Взгляд Карола смягчился.
— Вы принадлежите к числу больных, которым всегда говоришь правду. Думаю, что вы были близки к этому и, возможно, действительно сошли бы с ума, если б, по счастью, не обладали гораздо более уравновешенной натурой, чем у большинства людей. Но в настоящее время всякая опасность миновала, в этом я твердо убежден. Больше вас не будут преследовать эти оболочки; раз вы нашли в себе мужество говорить о них, они больше не появятся. А теперь сосредоточьтесь на работе и ни о чем другом не думайте. Надо вызволить из беды несчастную женщину, а это не легко.
О том, что Оливия была одержима мыслями об убийстве, Карол не упомянул. Он знал, что через несколько месяцев она забудет об этом, а если и вспомнит, то с таким чувством, с каким выздоровевший человек вспоминает мучивший его во время болезни бред.

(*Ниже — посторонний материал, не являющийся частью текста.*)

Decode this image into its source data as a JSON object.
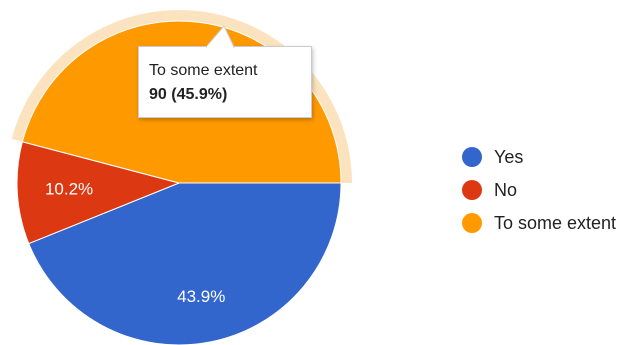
{
  "chart_data": {
    "type": "pie",
    "slices": [
      {
        "label": "Yes",
        "percent": 43.9,
        "color": "#3366cc",
        "data_label": "43.9%"
      },
      {
        "label": "No",
        "percent": 10.2,
        "color": "#dc3912",
        "data_label": "10.2%"
      },
      {
        "label": "To some extent",
        "percent": 45.9,
        "color": "#ff9900",
        "data_label": "",
        "value": 90,
        "highlighted": true
      }
    ],
    "legend_position": "right",
    "tooltip": {
      "title": "To some extent",
      "value_text": "90 (45.9%)"
    },
    "highlight_color": "#fbe3bf"
  }
}
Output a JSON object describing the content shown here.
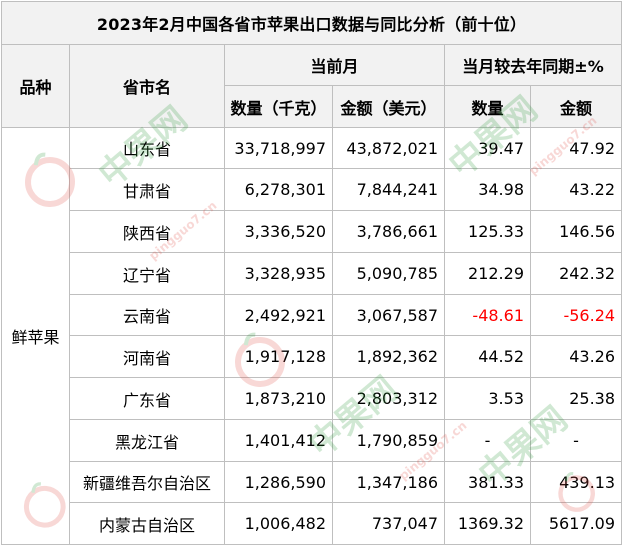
{
  "title": "2023年2月中国各省市苹果出口数据与同比分析（前十位）",
  "headers": {
    "variety": "品种",
    "province": "省市名",
    "current_month": "当前月",
    "yoy": "当月较去年同期±%",
    "quantity": "数量（千克）",
    "amount": "金额（美元）",
    "yoy_quantity": "数量",
    "yoy_amount": "金额"
  },
  "variety_value": "鲜苹果",
  "rows": [
    {
      "province": "山东省",
      "quantity": "33,718,997",
      "amount": "43,872,021",
      "yoy_quantity": "39.47",
      "yoy_amount": "47.92"
    },
    {
      "province": "甘肃省",
      "quantity": "6,278,301",
      "amount": "7,844,241",
      "yoy_quantity": "34.98",
      "yoy_amount": "43.22"
    },
    {
      "province": "陕西省",
      "quantity": "3,336,520",
      "amount": "3,786,661",
      "yoy_quantity": "125.33",
      "yoy_amount": "146.56"
    },
    {
      "province": "辽宁省",
      "quantity": "3,328,935",
      "amount": "5,090,785",
      "yoy_quantity": "212.29",
      "yoy_amount": "242.32"
    },
    {
      "province": "云南省",
      "quantity": "2,492,921",
      "amount": "3,067,587",
      "yoy_quantity": "-48.61",
      "yoy_amount": "-56.24"
    },
    {
      "province": "河南省",
      "quantity": "1,917,128",
      "amount": "1,892,362",
      "yoy_quantity": "44.52",
      "yoy_amount": "43.26"
    },
    {
      "province": "广东省",
      "quantity": "1,873,210",
      "amount": "2,803,312",
      "yoy_quantity": "3.53",
      "yoy_amount": "25.38"
    },
    {
      "province": "黑龙江省",
      "quantity": "1,401,412",
      "amount": "1,790,859",
      "yoy_quantity": "-",
      "yoy_amount": "-"
    },
    {
      "province": "新疆维吾尔自治区",
      "quantity": "1,286,590",
      "amount": "1,347,186",
      "yoy_quantity": "381.33",
      "yoy_amount": "439.13"
    },
    {
      "province": "内蒙古自治区",
      "quantity": "1,006,482",
      "amount": "737,047",
      "yoy_quantity": "1369.32",
      "yoy_amount": "5617.09"
    }
  ],
  "watermark": {
    "text": "中果网",
    "sub": "pingguo7.cn"
  },
  "colors": {
    "negative": "#ff0000",
    "header_bg": "#f2f2f2",
    "watermark_green": "#2f9a3a",
    "watermark_red": "#e0504a"
  }
}
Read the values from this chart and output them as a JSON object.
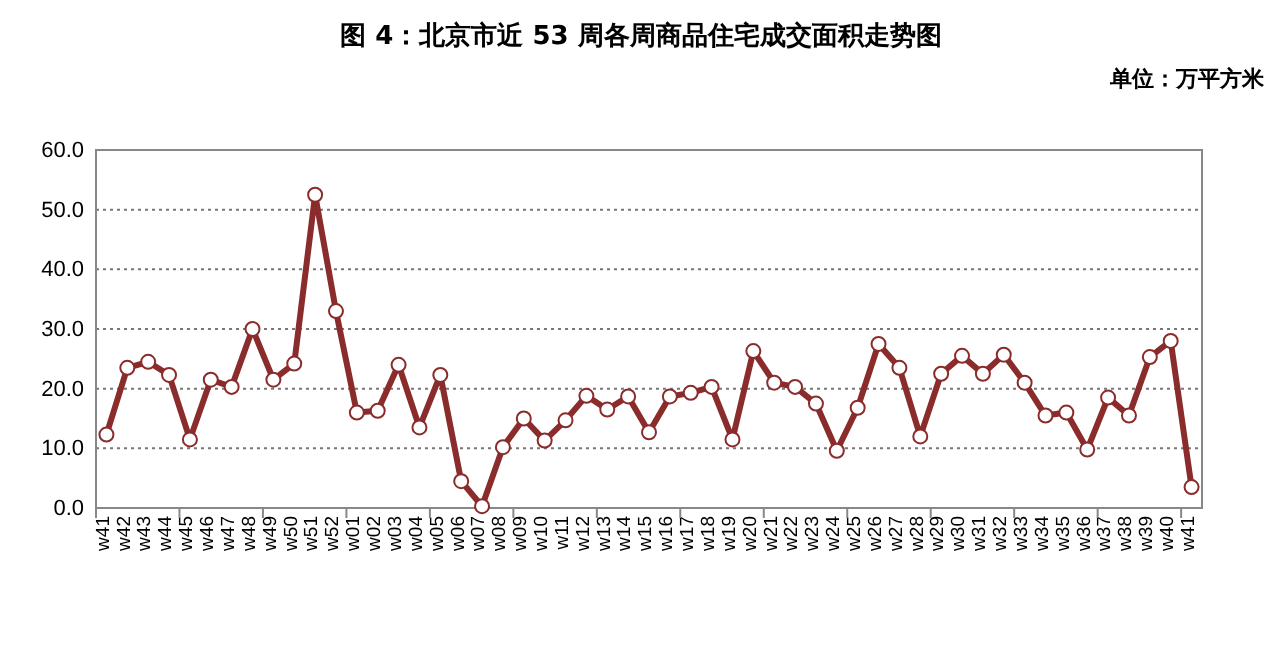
{
  "chart_data": {
    "type": "line",
    "title": "图 4：北京市近 53 周各周商品住宅成交面积走势图",
    "annotations": [
      "单位：万平方米"
    ],
    "categories": [
      "w41",
      "w42",
      "w43",
      "w44",
      "w45",
      "w46",
      "w47",
      "w48",
      "w49",
      "w50",
      "w51",
      "w52",
      "w01",
      "w02",
      "w03",
      "w04",
      "w05",
      "w06",
      "w07",
      "w08",
      "w09",
      "w10",
      "w11",
      "w12",
      "w13",
      "w14",
      "w15",
      "w16",
      "w17",
      "w18",
      "w19",
      "w20",
      "w21",
      "w22",
      "w23",
      "w24",
      "w25",
      "w26",
      "w27",
      "w28",
      "w29",
      "w30",
      "w31",
      "w32",
      "w33",
      "w34",
      "w35",
      "w36",
      "w37",
      "w38",
      "w39",
      "w40",
      "w41"
    ],
    "series": [
      {
        "color": "#8b2c2c",
        "values": [
          12.3,
          23.5,
          24.5,
          22.3,
          11.5,
          21.5,
          20.3,
          30,
          21.5,
          24.2,
          52.5,
          33,
          16,
          16.3,
          24,
          13.5,
          22.3,
          4.5,
          0.3,
          10.2,
          15,
          11.3,
          14.7,
          18.8,
          16.5,
          18.7,
          12.7,
          18.7,
          19.3,
          20.3,
          11.5,
          26.3,
          21,
          20.3,
          17.5,
          9.6,
          16.8,
          27.5,
          23.5,
          12,
          22.5,
          25.5,
          22.5,
          25.7,
          21,
          15.5,
          16,
          9.8,
          18.5,
          15.5,
          25.3,
          28,
          3.5
        ]
      }
    ],
    "ylim": [
      0,
      60
    ],
    "yticks": [
      {
        "value": 0,
        "label": "0.0"
      },
      {
        "value": 10,
        "label": "10.0"
      },
      {
        "value": 20,
        "label": "20.0"
      },
      {
        "value": 30,
        "label": "30.0"
      },
      {
        "value": 40,
        "label": "40.0"
      },
      {
        "value": 50,
        "label": "50.0"
      },
      {
        "value": 60,
        "label": "60.0"
      }
    ],
    "grid": "y",
    "marker": "circle",
    "line_style": "solid"
  }
}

Когда литовская крестьянка выздоровела, Карол попросил Оливию присматривать за ребенком, заболевшим корью, потом появился больной-ревматик, затем рабочий, пострадавший от несчастного случая на сахарной фабрике. Все больные были иностранцами, они жили в беднейших кварталах Лондона, едва сводя концы с концами. В большинстве случаев это были либо польские и литовские крестьяне, которых нужда или религиозные преследования вынудили бежать с родины, либо евреи из гетто, корпевшие за мизерную плату в портновских мастерских.
— Как случилось, что вы стали заниматься врачебной практикой в Лондоне? — спросила однажды Оливия Карола. — Я думала, вы приехали всего на несколько недель.
— А я и не практикую. Я приехал совсем по другому делу. Но эти люди, узнав, что я врач, стали обращаться ко мне за помощью.
— А по какому же делу вы приехали?
— Я взялся за издание польской газеты, которая будет печататься здесь и переправляться контрабандой через границу. Из-за царской цензуры в Польше ее издавать невозможно.